VegeDiff: Latent Diffusion Model for Geospatial Vegetation Forecasting
- URL: http://arxiv.org/abs/2407.12592v1
- Date: Wed, 17 Jul 2024 14:15:52 GMT
- Title: VegeDiff: Latent Diffusion Model for Geospatial Vegetation Forecasting
- Authors: Sijie Zhao, Hao Chen, Xueliang Zhang, Pengfeng Xiao, Lei Bai, Wanli Ouyang,
- Abstract summary: We propose VegeDiff for the geospatial vegetation forecasting task.
VegeDiff is the first to employ a diffusion model to probabilistically capture the uncertainties in vegetation change processes.
By capturing the uncertainties in vegetation changes and modeling the complex influence of relevant variables, VegeDiff outperforms existing deterministic methods.
- Score: 58.12667617617306
- License: http://arxiv.org/licenses/nonexclusive-distrib/1.0/
- Abstract: In the context of global climate change and frequent extreme weather events, forecasting future geospatial vegetation states under these conditions is of significant importance.

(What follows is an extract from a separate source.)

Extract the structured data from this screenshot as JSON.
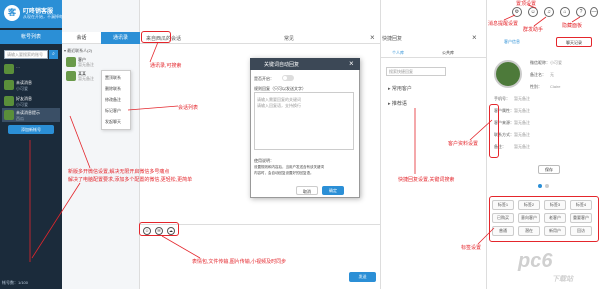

The vegetation change process is influenced by the complex interplay between dynamic meteorological variables and static environmental variables, leading to high levels of uncertainty. Existing deterministic methods are inadequate in addressing this uncertainty and fail to accurately model the impact of these variables on vegetation, resulting in blurry and inaccurate forecasting results. To address these issues, we propose VegeDiff for the geospatial vegetation forecasting task. To our best knowledge, VegeDiff is the first to employ a diffusion model to probabilistically capture the uncertainties in vegetation change processes, enabling the generation of clear and accurate future vegetation states. VegeDiff also separately models the global impact of dynamic meteorological variables and the local effects of static environmental variables, thus accurately modeling the impact of these variables. Extensive experiments on geospatial vegetation forecasting tasks demonstrate the effectiveness of VegeDiff. By capturing the uncertainties in vegetation changes and modeling the complex influence of relevant variables, VegeDiff outperforms existing deterministic methods, providing clear and accurate forecasting results of future vegetation states. Interestingly, we demonstrate the potential of VegeDiff in applications of forecasting future vegetation states from multiple aspects and exploring the impact of meteorological variables on vegetation dynamics. The code of this work will be available at https://github.com/walking-shadow/ Official_VegeDiff.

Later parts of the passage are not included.